Realignment of crooked toes and toe deformities
A hammertoe usually refers to any deformity of the toe. Technically speaking there are a large number of digital deformities with individual names, however in general, people tend to refer to all of them as hammertoes. These deformities occur when the toe buckles at one or more of the lesser toe joints. As a result of the toe no longer sitting in a neutral plane area of overload result- often on the toe knuckle joints or at the apex or tip of the toe. This often results in painful and unsightly calluses or corns in these areas of high pressure.
The toe will have moved out of alignment and buckled in any of the three planes of movement, and often in a combination of at least two. The planes are up and down, left to right and rotation. So the toe looks deformed, the joints become more prominent and buckled and a callus or corn (dead hard skin) can grow at the apex of the deformity. Corns and calluses can become not only very disfiguring but also very painful.
Generally, hammertoes are caused by an imbalance in the little muscles within the foot. Toes can be congenitally long or short which can cause buckling or retraction. Footwear is not usually the sole cause of toe deformities, but certainly can contribute to malalignment if they are constricting, tight, short, have too shallow a toe box, are too high or are too narrow. As with pretty much every medical condition there is often a strong genetic component too.

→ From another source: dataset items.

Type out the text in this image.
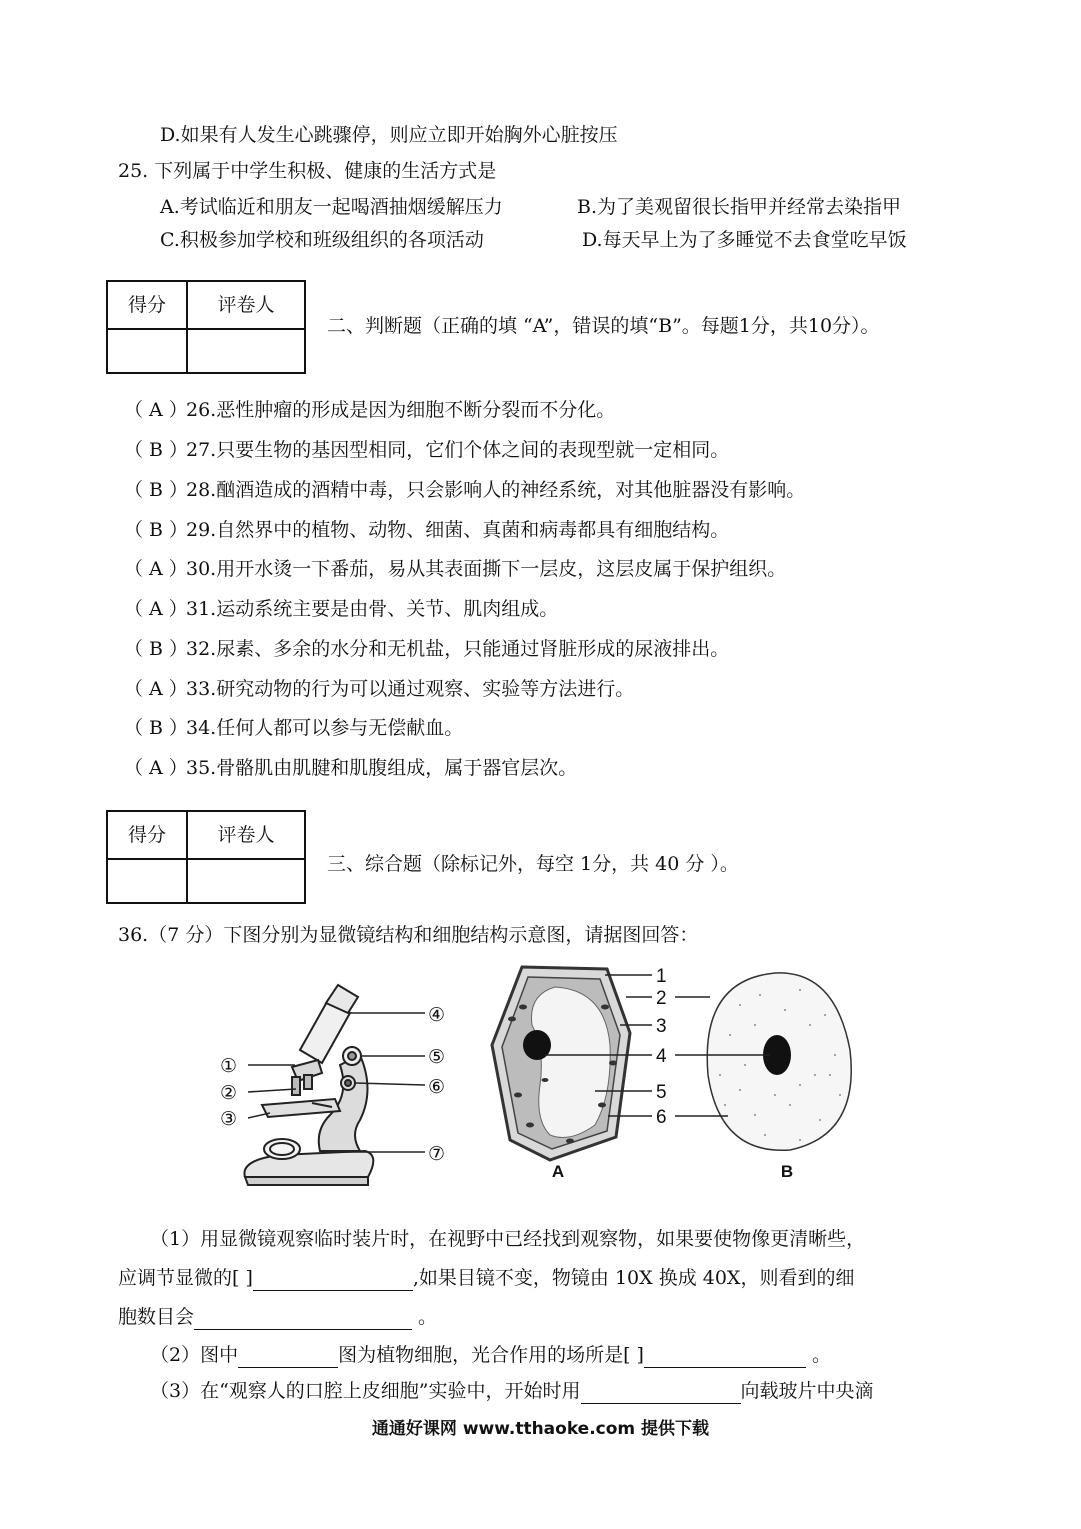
D.如果有人发生心跳骤停，则应立即开始胸外心脏按压
25. 下列属于中学生积极、健康的生活方式是
A.考试临近和朋友一起喝酒抽烟缓解压力	B.为了美观留很长指甲并经常去染指甲
C.积极参加学校和班级组织的各项活动	D.每天早上为了多睡觉不去食堂吃早饭
得分	评卷人
二、判断题（正确的填 “A”，错误的填“B”。每题1分，共10分）。
（ A ）26.恶性肿瘤的形成是因为细胞不断分裂而不分化。
（ B ）27.只要生物的基因型相同，它们个体之间的表现型就一定相同。
（ B ）28.酗酒造成的酒精中毒，只会影响人的神经系统，对其他脏器没有影响。
（ B ）29.自然界中的植物、动物、细菌、真菌和病毒都具有细胞结构。
（ A ）30.用开水烫一下番茄，易从其表面撕下一层皮，这层皮属于保护组织。
（ A ）31.运动系统主要是由骨、关节、肌肉组成。
（ B ）32.尿素、多余的水分和无机盐，只能通过肾脏形成的尿液排出。
（ A ）33.研究动物的行为可以通过观察、实验等方法进行。
（ B ）34.任何人都可以参与无偿献血。
（ A ）35.骨骼肌由肌腱和肌腹组成，属于器官层次。
得分	评卷人
三、综合题（除标记外，每空 1分，共 40 分 ）。
36.（7 分）下图分别为显微镜结构和细胞结构示意图，请据图回答：
①
②
③
④
⑤
⑥
⑦
1
2
3
4
5
6
A	B
（1）用显微镜观察临时装片时，在视野中已经找到观察物，如果要使物像更清晰些，
应调节显微的[ ]	,如果目镜不变，物镜由 10X 换成 40X，则看到的细
胞数目会	。
（2）图中	图为植物细胞，光合作用的场所是[ ]	。
（3）在“观察人的口腔上皮细胞”实验中，开始时用	向载玻片中央滴
通通好课网 www.tthaoke.com 提供下载
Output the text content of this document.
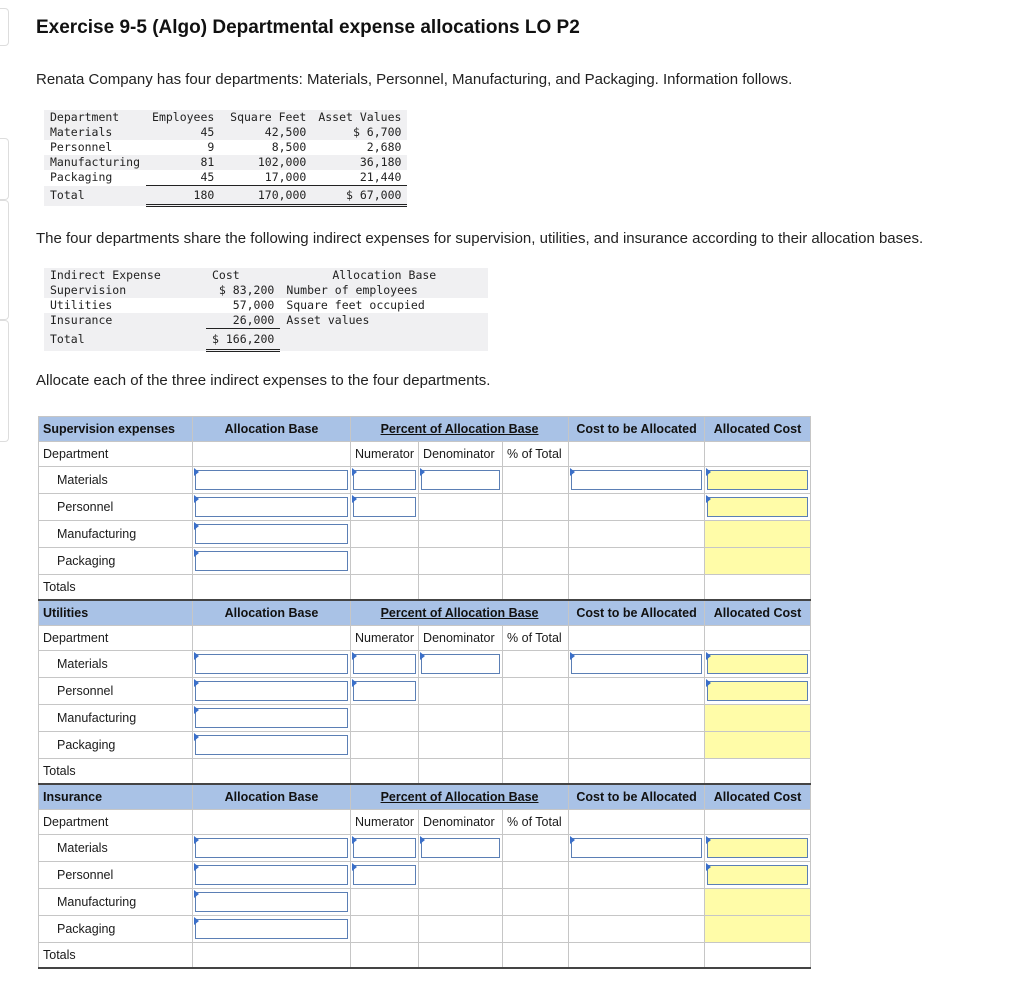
Exercise 9-5 (Algo) Departmental expense allocations LO P2

Renata Company has four departments: Materials, Personnel, Manufacturing, and Packaging. Information follows.

Department	Employees	Square Feet	Asset Values
Materials	45	42,500	$ 6,700
Personnel	9	8,500	2,680
Manufacturing	81	102,000	36,180
Packaging	45	17,000	21,440
Total	180	170,000	$ 67,000

The four departments share the following indirect expenses for supervision, utilities, and insurance according to their allocation bases.

Indirect Expense	Cost	Allocation Base
Supervision	$ 83,200	Number of employees
Utilities	57,000	Square feet occupied
Insurance	26,000	Asset values
Total	$ 166,200	

Allocate each of the three indirect expenses to the four departments.

Supervision expenses	Allocation Base	Percent of Allocation Base			Cost to be Allocated	Allocated Cost
Department		Numerator	Denominator	% of Total		
Materials	

Personnel	

Manufacturing	

Packaging	

Totals						
Utilities	Allocation Base	Percent of Allocation Base			Cost to be Allocated	Allocated Cost
Department		Numerator	Denominator	% of Total		
Materials	

Personnel	

Manufacturing	

Packaging	

Totals						
Insurance	Allocation Base	Percent of Allocation Base			Cost to be Allocated	Allocated Cost
Department		Numerator	Denominator	% of Total		
Materials	

Personnel	

Manufacturing	

Packaging	

Totals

Hammertoes can be treated conservatively (non-surgically) or surgically. Non-surgical treatments include padding, strapping and accommodating in footwear; some ortho digital devices can be beneficial in helping to balance out the mechanics. If conservative treatment isn’t appropriate or ineffective, surgery can be very successful in straightening the toe, along with rebalancing or removing the deforming force(s). Surgery usually involves removing part of the involved knuckle joint(s) and derotating in one or all three planes of movement, lengthening or repositioning the toe tendons and skin-plasty as required. There is no one standard surgical procedure as toes become deformed in several ways, so it is a matter of tailoring the procedure for each patient. Sometimes internal pins are required and these usually stay in permanently, other options include temporary fixation with an external wire or splinting for 3-6 weeks after the procedure.
The procedure is performed as day surgery under general anaesthetic, sedation or local anaesthesia depending on the extent of the surgery and patient preference. Multiple toes can be operated on at any one time. Depending on the extent of the surgery you will need to rest and elevate your foot post- operatively. You will be able to bear weight in a limited capacity initially, and by 2-6 weeks you will be able to start increasing your activity to tolerance. Once the toe has healed completely there should be no limitations on your daily or recreational activities. In fact, because the pain and deformity have gone these activities will become much easier.
Disclaimer: Individual results may vary. Surgery and all health regulated services may carry some risks which you can discuss with our doctor.